Trying to solve second order DE through Euler and Runge_Kutta method

Question

I am trying to solve a spring-mass problem with both Euler and Range-Kutta method and compare the plots. I have written functions for both Euler and Runge-Kutta but after calling the function to my problem , it seems my plot is not showing any data. please help me fix the plot and check if there is any error in my code, thanks

#function Euler
def euler ( y, t, dt, derivative):
    y_next = y + derivative(y, t) * dt
    return y_next

# function Runge-Kutta
# 2nd order Runge-Kutta method routine

def Runge_Kutta (y, time, dt, derivative):
    k0 = dt * derivative (y, time)
    k1 = dt * derivative (y + k0, time + dt)
    y_next = y + 0.5 * (k0 + k1)
    return y_next

and here is the problem I am trying to solve

[![""" A spring and mass  system. the coefficient of friction \mu is not negligible.generate a position vs. time plot for the motion of the mass, given an initial displacement x = 0.2m , spring constant k = 42 N/m , mass m =0.25 Kg, coefficient of friction \mu = 0.15 and initial velocity v = 0

F = -kx +/-mu mg """


from pylab import *
from Runge_Kutta_routine import Runge_Kutta
from eulerODE import euler

N = 500      #input ("How many number of steps to take?")
x0 = 0.2
v0 = 0.0
tau = 3.0     #input ("What is the total time of the simulation in seconds?")
dt = tau /float ( N-1)

k = 41.0      #input (" what is the spring constant?")
m = 0.25      #input ("what is the mass of the bob?")
gravity = 9.8
mu = 0.15     #input ("what is the coefficient of friction?")

""" we create a Nx2 array for storing the results of our calculations. Each 2- element row will be used for the state of the system at one instant, and each instant is separated by time dt. the first element in each row will denote position, the second would be velocity"""

y = zeros (\[N,2\])

y \[0,0\] = x0
y \[0,1\] = v0

def SpringMass (state, time):
    """ we break this second order DE into two first order DE introducing dx/ dt = v & dv/dt = kx/ m +/- mu g....

Note that the direction of the frictional force changes depending on the sign of the velocity, we handle this with an if statement."""


    g0 = state\[1\]
    if g0 > 0:
        g1 = -k/m * state \[0\] - gravity * mu
    else:
        g1 = -k/m * state \[0\] + gravity * mu

    return array (\[g0, g1\])

# Now we do the calculations
# loop only N-1 so that we don;t run into a problem addresssing y\[N+1\] on the last point

    for j in range (N-1):
        #y \[j+1\] = euler ( y\[j\] , 0, dt, SpringMass)
        y \[j+1\] = Runge_Kutta ( y\[j\], 0 , dt, SpringMass)

# Now we plot the result

time = linspace ( 0 , tau, N)
plot ( time, y\[:,0\], 'b-', label ='position')

xlabel('time')
ylabel('position')


show()][1]][1] 

Answer 1

It looks like your loop starting with for j in range (N-1): that calculates array y is indented, so Python considers those lines to be part of the function SpringMass. Since those lines come after the return statement, they are never executed.

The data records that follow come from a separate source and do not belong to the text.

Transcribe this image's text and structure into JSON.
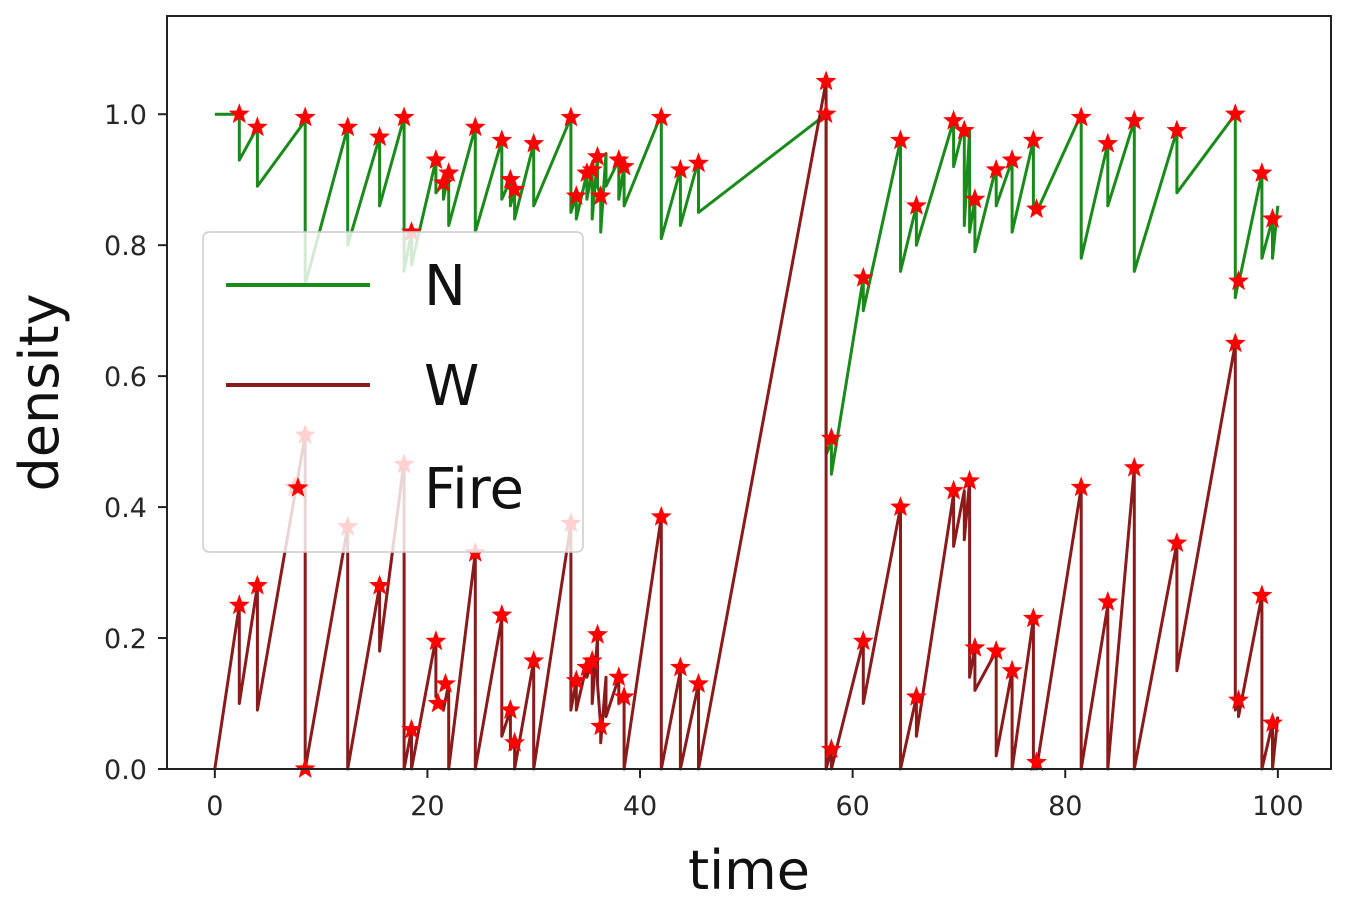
{
  "chart_data": {
    "type": "line",
    "title": "",
    "xlabel": "time",
    "ylabel": "density",
    "xlim": [
      -4.5,
      105
    ],
    "ylim": [
      0,
      1.15
    ],
    "xticks": [
      0,
      20,
      40,
      60,
      80,
      100
    ],
    "yticks": [
      0.0,
      0.2,
      0.4,
      0.6,
      0.8,
      1.0
    ],
    "xtick_labels": [
      "0",
      "20",
      "40",
      "60",
      "80",
      "100"
    ],
    "ytick_labels": [
      "0.0",
      "0.2",
      "0.4",
      "0.6",
      "0.8",
      "1.0"
    ],
    "grid": false,
    "legend": {
      "position": "center-left",
      "entries": [
        {
          "label": "N",
          "color": "#1a8a1a",
          "marker": "line"
        },
        {
          "label": "W",
          "color": "#8b1a1a",
          "marker": "line"
        },
        {
          "label": "Fire",
          "color": "#ff0000",
          "marker": "star"
        }
      ]
    },
    "fire_times": [
      2.3,
      4.0,
      8.5,
      12.5,
      15.5,
      17.8,
      18.5,
      20.8,
      21.5,
      22.0,
      24.5,
      27.0,
      27.8,
      28.2,
      30.0,
      33.5,
      34.0,
      35.0,
      35.5,
      36.0,
      36.3,
      36.8,
      38.0,
      38.5,
      42.0,
      43.8,
      45.5,
      57.5,
      58.0,
      61.0,
      64.5,
      66.0,
      69.5,
      70.5,
      71.0,
      71.5,
      73.5,
      75.0,
      77.0,
      77.3,
      81.5,
      84.0,
      86.5,
      90.5,
      96.0,
      96.3,
      98.5,
      99.5
    ],
    "series": [
      {
        "name": "N",
        "color": "#1a8a1a",
        "x": [
          0,
          2.3,
          2.3,
          4.0,
          4.0,
          8.5,
          8.5,
          12.5,
          12.5,
          15.5,
          15.5,
          17.8,
          17.8,
          18.5,
          18.5,
          20.8,
          20.8,
          21.5,
          21.5,
          22.0,
          22.0,
          24.5,
          24.5,
          27.0,
          27.0,
          27.8,
          27.8,
          28.2,
          28.2,
          30.0,
          30.0,
          33.5,
          33.5,
          34.0,
          34.0,
          35.0,
          35.0,
          35.5,
          35.5,
          36.0,
          36.0,
          36.3,
          36.3,
          36.8,
          36.8,
          38.0,
          38.0,
          38.5,
          38.5,
          42.0,
          42.0,
          43.8,
          43.8,
          45.5,
          45.5,
          57.5,
          57.5,
          58.0,
          58.0,
          61.0,
          61.0,
          64.5,
          64.5,
          66.0,
          66.0,
          69.5,
          69.5,
          70.5,
          70.5,
          71.0,
          71.0,
          71.5,
          71.5,
          73.5,
          73.5,
          75.0,
          75.0,
          77.0,
          77.0,
          77.3,
          77.3,
          81.5,
          81.5,
          84.0,
          84.0,
          86.5,
          86.5,
          90.5,
          90.5,
          96.0,
          96.0,
          96.3,
          96.3,
          98.5,
          98.5,
          99.5,
          99.5,
          100
        ],
        "y": [
          1.0,
          1.0,
          0.93,
          0.98,
          0.89,
          0.99,
          0.74,
          0.98,
          0.8,
          0.965,
          0.86,
          0.995,
          0.76,
          0.82,
          0.77,
          0.93,
          0.88,
          0.895,
          0.87,
          0.91,
          0.83,
          0.98,
          0.82,
          0.96,
          0.87,
          0.9,
          0.86,
          0.885,
          0.84,
          0.955,
          0.86,
          0.995,
          0.85,
          0.875,
          0.84,
          0.91,
          0.87,
          0.915,
          0.84,
          0.935,
          0.89,
          0.875,
          0.82,
          0.94,
          0.89,
          0.93,
          0.87,
          0.92,
          0.86,
          1.0,
          0.81,
          0.915,
          0.83,
          0.93,
          0.85,
          1.0,
          0.48,
          0.5,
          0.45,
          0.75,
          0.7,
          0.96,
          0.76,
          0.86,
          0.8,
          0.99,
          0.92,
          0.985,
          0.83,
          0.975,
          0.82,
          0.87,
          0.79,
          0.92,
          0.86,
          0.93,
          0.82,
          0.96,
          0.85,
          0.86,
          0.85,
          1.0,
          0.78,
          0.955,
          0.86,
          0.99,
          0.76,
          0.975,
          0.88,
          1.0,
          0.72,
          0.745,
          0.74,
          0.91,
          0.78,
          0.84,
          0.78,
          0.86
        ]
      },
      {
        "name": "W",
        "color": "#8b1a1a",
        "x": [
          0,
          2.3,
          2.3,
          4.0,
          4.0,
          8.5,
          8.5,
          12.5,
          12.5,
          15.5,
          15.5,
          17.8,
          17.8,
          18.5,
          18.5,
          20.8,
          20.8,
          21.5,
          21.5,
          22.0,
          22.0,
          24.5,
          24.5,
          27.0,
          27.0,
          27.8,
          27.8,
          28.2,
          28.2,
          30.0,
          30.0,
          33.5,
          33.5,
          34.0,
          34.0,
          35.0,
          35.0,
          35.5,
          35.5,
          36.0,
          36.0,
          36.3,
          36.3,
          36.8,
          36.8,
          38.0,
          38.0,
          38.5,
          38.5,
          42.0,
          42.0,
          43.8,
          43.8,
          45.5,
          45.5,
          57.5,
          57.5,
          58.0,
          58.0,
          61.0,
          61.0,
          64.5,
          64.5,
          66.0,
          66.0,
          69.5,
          69.5,
          70.5,
          70.5,
          71.0,
          71.0,
          71.5,
          71.5,
          73.5,
          73.5,
          75.0,
          75.0,
          77.0,
          77.0,
          77.3,
          77.3,
          81.5,
          81.5,
          84.0,
          84.0,
          86.5,
          86.5,
          90.5,
          90.5,
          96.0,
          96.0,
          96.3,
          96.3,
          98.5,
          98.5,
          99.5,
          99.5,
          100
        ],
        "y": [
          0.0,
          0.25,
          0.1,
          0.28,
          0.09,
          0.51,
          0.0,
          0.37,
          0.0,
          0.28,
          0.18,
          0.47,
          0.0,
          0.06,
          0.0,
          0.2,
          0.11,
          0.1,
          0.09,
          0.13,
          0.0,
          0.33,
          0.0,
          0.23,
          0.05,
          0.09,
          0.03,
          0.04,
          0.0,
          0.165,
          0.0,
          0.375,
          0.09,
          0.135,
          0.09,
          0.16,
          0.14,
          0.17,
          0.1,
          0.2,
          0.13,
          0.065,
          0.04,
          0.14,
          0.08,
          0.14,
          0.1,
          0.11,
          0.0,
          0.385,
          0.0,
          0.15,
          0.0,
          0.13,
          0.0,
          1.05,
          0.0,
          0.03,
          0.0,
          0.195,
          0.1,
          0.4,
          0.0,
          0.11,
          0.05,
          0.42,
          0.34,
          0.425,
          0.35,
          0.44,
          0.14,
          0.185,
          0.12,
          0.18,
          0.02,
          0.15,
          0.0,
          0.23,
          0.0,
          0.01,
          0.0,
          0.43,
          0.0,
          0.25,
          0.0,
          0.46,
          0.0,
          0.345,
          0.15,
          0.65,
          0.09,
          0.105,
          0.08,
          0.265,
          0.0,
          0.07,
          0.0,
          0.08
        ]
      }
    ],
    "fire_markers": {
      "color": "#ff0000",
      "points": [
        {
          "x": 2.3,
          "y": 1.0
        },
        {
          "x": 4.0,
          "y": 0.98
        },
        {
          "x": 8.5,
          "y": 0.995
        },
        {
          "x": 12.5,
          "y": 0.98
        },
        {
          "x": 15.5,
          "y": 0.965
        },
        {
          "x": 17.8,
          "y": 0.995
        },
        {
          "x": 18.5,
          "y": 0.82
        },
        {
          "x": 20.8,
          "y": 0.93
        },
        {
          "x": 21.5,
          "y": 0.895
        },
        {
          "x": 22.0,
          "y": 0.91
        },
        {
          "x": 24.5,
          "y": 0.98
        },
        {
          "x": 27.0,
          "y": 0.96
        },
        {
          "x": 27.8,
          "y": 0.9
        },
        {
          "x": 28.2,
          "y": 0.885
        },
        {
          "x": 30.0,
          "y": 0.955
        },
        {
          "x": 33.5,
          "y": 0.995
        },
        {
          "x": 34.0,
          "y": 0.875
        },
        {
          "x": 35.0,
          "y": 0.91
        },
        {
          "x": 35.5,
          "y": 0.915
        },
        {
          "x": 36.0,
          "y": 0.935
        },
        {
          "x": 36.3,
          "y": 0.875
        },
        {
          "x": 38.0,
          "y": 0.93
        },
        {
          "x": 38.5,
          "y": 0.92
        },
        {
          "x": 42.0,
          "y": 0.995
        },
        {
          "x": 43.8,
          "y": 0.915
        },
        {
          "x": 45.5,
          "y": 0.925
        },
        {
          "x": 57.5,
          "y": 1.0
        },
        {
          "x": 58.0,
          "y": 0.505
        },
        {
          "x": 61.0,
          "y": 0.75
        },
        {
          "x": 64.5,
          "y": 0.96
        },
        {
          "x": 66.0,
          "y": 0.86
        },
        {
          "x": 69.5,
          "y": 0.99
        },
        {
          "x": 70.5,
          "y": 0.975
        },
        {
          "x": 71.5,
          "y": 0.87
        },
        {
          "x": 73.5,
          "y": 0.915
        },
        {
          "x": 75.0,
          "y": 0.93
        },
        {
          "x": 77.0,
          "y": 0.96
        },
        {
          "x": 77.3,
          "y": 0.855
        },
        {
          "x": 81.5,
          "y": 0.995
        },
        {
          "x": 84.0,
          "y": 0.955
        },
        {
          "x": 86.5,
          "y": 0.99
        },
        {
          "x": 90.5,
          "y": 0.975
        },
        {
          "x": 96.0,
          "y": 1.0
        },
        {
          "x": 96.3,
          "y": 0.745
        },
        {
          "x": 98.5,
          "y": 0.91
        },
        {
          "x": 99.5,
          "y": 0.84
        },
        {
          "x": 2.3,
          "y": 0.25
        },
        {
          "x": 4.0,
          "y": 0.28
        },
        {
          "x": 7.5,
          "y": 0.43
        },
        {
          "x": 8.5,
          "y": 0.51
        },
        {
          "x": 8.5,
          "y": 0.0
        },
        {
          "x": 12.5,
          "y": 0.37
        },
        {
          "x": 15.5,
          "y": 0.28
        },
        {
          "x": 17.8,
          "y": 0.465
        },
        {
          "x": 18.5,
          "y": 0.06
        },
        {
          "x": 20.8,
          "y": 0.195
        },
        {
          "x": 21.0,
          "y": 0.1
        },
        {
          "x": 21.7,
          "y": 0.13
        },
        {
          "x": 24.5,
          "y": 0.33
        },
        {
          "x": 27.0,
          "y": 0.235
        },
        {
          "x": 27.8,
          "y": 0.09
        },
        {
          "x": 28.2,
          "y": 0.04
        },
        {
          "x": 30.0,
          "y": 0.165
        },
        {
          "x": 33.5,
          "y": 0.375
        },
        {
          "x": 34.0,
          "y": 0.135
        },
        {
          "x": 35.0,
          "y": 0.155
        },
        {
          "x": 35.5,
          "y": 0.165
        },
        {
          "x": 36.0,
          "y": 0.205
        },
        {
          "x": 36.3,
          "y": 0.065
        },
        {
          "x": 38.0,
          "y": 0.14
        },
        {
          "x": 38.5,
          "y": 0.11
        },
        {
          "x": 42.0,
          "y": 0.385
        },
        {
          "x": 43.8,
          "y": 0.155
        },
        {
          "x": 45.5,
          "y": 0.13
        },
        {
          "x": 57.5,
          "y": 1.05
        },
        {
          "x": 58.0,
          "y": 0.03
        },
        {
          "x": 61.0,
          "y": 0.195
        },
        {
          "x": 64.5,
          "y": 0.4
        },
        {
          "x": 66.0,
          "y": 0.11
        },
        {
          "x": 69.5,
          "y": 0.425
        },
        {
          "x": 71.0,
          "y": 0.44
        },
        {
          "x": 71.5,
          "y": 0.185
        },
        {
          "x": 73.5,
          "y": 0.18
        },
        {
          "x": 75.0,
          "y": 0.15
        },
        {
          "x": 77.0,
          "y": 0.23
        },
        {
          "x": 77.3,
          "y": 0.01
        },
        {
          "x": 81.5,
          "y": 0.43
        },
        {
          "x": 84.0,
          "y": 0.255
        },
        {
          "x": 86.5,
          "y": 0.46
        },
        {
          "x": 90.5,
          "y": 0.345
        },
        {
          "x": 96.0,
          "y": 0.65
        },
        {
          "x": 96.3,
          "y": 0.105
        },
        {
          "x": 98.5,
          "y": 0.265
        },
        {
          "x": 99.5,
          "y": 0.07
        }
      ]
    }
  }
}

To correct this, move those lines so the for line has no indentation and the other lines have only four-spaces of indentation. See if that solves your problem.

Note that your code as written here will still not work. You have extraneous backslashes before square brackets, you write your Euler and Runge_Kutta functions in a single unnamed module but the main code expects them to be in two different modules, etc. You also have many examples of bad style. Those problems are probably why you have not yet gotten any (other) answer. Do yourself a favor and clean your code before posting here and clean up your style.